Wacana Pemindahan Ibu Kota ke Palangkaraya Sebab Faktor Historis, Kata Pakar Tata Kota

Monumen Tugu Soekarno yang terletak di jantung Kota Palangka Raya tepatnya di Jalan S. Parman, Kelurahan Palangka Kecamatan Pahandut. (Foto Antara Kalteng/Ronny NT)

Jakarta (Antara Kalteng) - Pakar tata kota dari Universitas Trisakti Yayat Supriatna mengatakan wacana pemindahan Ibu Kota ke Palangkaraya lebih disebabkan faktor historis karena pernah disebut-sebut oleh Presiden Pertama Indonesia Sukarno.

"Dulu Palangkaraya jelas masih sepi. Kondisi saat ini jelas sudah jauh berbeda. Sah-sah saja saat ini Palangkaraya masih disebut-sebut, tetapi Palangkaraya bagian mana?" kata Yayat saat dihubungi di Jakarta, Rabu.

Yayat mengatakan Palangkaraya sendiri saat ini sudah menjadi kota dengan segala kelebihan dan kekurangannya.

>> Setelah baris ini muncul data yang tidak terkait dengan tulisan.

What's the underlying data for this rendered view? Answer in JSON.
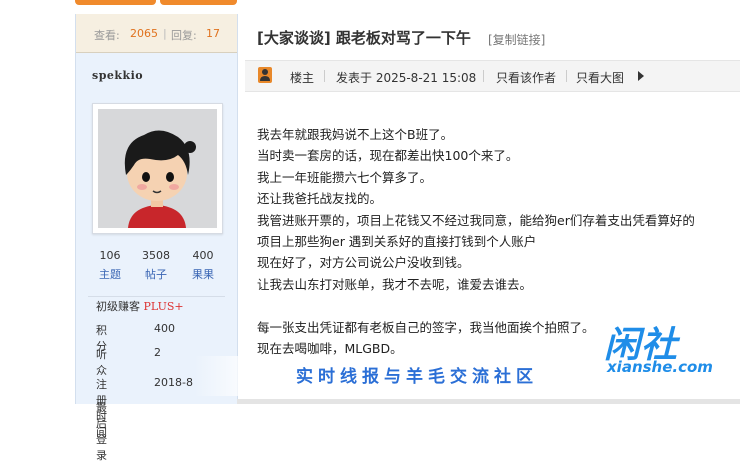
{
  "thread_stats": {
    "views_label": "查看:",
    "views": "2065",
    "replies_label": "回复:",
    "replies": "17"
  },
  "author": {
    "username": "spekkio",
    "topics": "106",
    "topics_label": "主题",
    "posts": "3508",
    "posts_label": "帖子",
    "fruit": "400",
    "fruit_label": "果果",
    "group": "初级赚客",
    "group_badge": "PLUS+",
    "points_label": "积分",
    "points": "400",
    "listeners_label": "听众",
    "listeners": "2",
    "reg_label": "注册时间",
    "reg_value": "2018-8",
    "last_label": "最后登录"
  },
  "thread": {
    "title": "[大家谈谈] 跟老板对骂了一下午",
    "copy_link": "[复制链接]"
  },
  "post_bar": {
    "floor": "楼主",
    "posted": "发表于 2025-8-21 15:08",
    "author_only": "只看该作者",
    "big_image": "只看大图"
  },
  "post_lines": [
    "我去年就跟我妈说不上这个B班了。",
    "当时卖一套房的话，现在都差出快100个来了。",
    "我上一年班能攒六七个算多了。",
    "还让我爸托战友找的。",
    "我管进账开票的，项目上花钱又不经过我同意，能给狗er们存着支出凭看算好的",
    "项目上那些狗er 遇到关系好的直接打钱到个人账户",
    "现在好了，对方公司说公户没收到钱。",
    "让我去山东打对账单，我才不去呢，谁爱去谁去。",
    "",
    "每一张支出凭证都有老板自己的签字，我当他面挨个拍照了。",
    "现在去喝咖啡，MLGBD。"
  ],
  "watermark": {
    "slogan": "实时线报与羊毛交流社区",
    "logo": "闲社",
    "domain": "xianshe.com"
  },
  "colors": {
    "accent": "#f08a2c",
    "sidebar_bg": "#eaf2fc",
    "link": "#3b66b4",
    "watermark": "#1f8de8"
  }
}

Karena itu, untuk membangun Ibu Kota baru,  perlu kawasan lain yang lebih mudah ditata.

Sebab, bila kawasan yang dipilih sudah terbangun sebagai kota, maka akan ada kesulitan menggeser penduduk yang sudah lebih dahulu mendiami kawasan tersebut. Belum lagi ganti rugi karena ada pembebasan lahan penduduk.

Namun, bila lokasi yang dipilih masih berupa hutan dan betul-betul kosong, Yayat menilai juga akan terdapat kendala. Sebab, pembangunan sebuah kota dari nol pasti akan lebih berat.

"Karena itu, pemilihan lokasi Ibu Kota baru Indonesia harus dikaji secara lebih komprehensif. Pemilihan posisi strategis juga perlu, tetapi harus dikaji," tuturnya.

Yayat menyatakan tidak sependapat bila ibu kota baru yang akan dibangun harus berada di tengah-tengah Indonesia. Menurut dia, posisi yang strategis adalah lokasi yang mudah diakses dan dijangkau.

Pembangunan ibu kota baru juga harus memperhitungkan kondisi geografis dan kontur tanah lokasi yang akan dipilih karena akan menentukan cara bagaimana kota tersebut dibangun.

"Misalnya membangun jalan, jelas berbeda antara di Jawa dengan di Kalimantan yang masih banyak lahan gambut," ujarnya.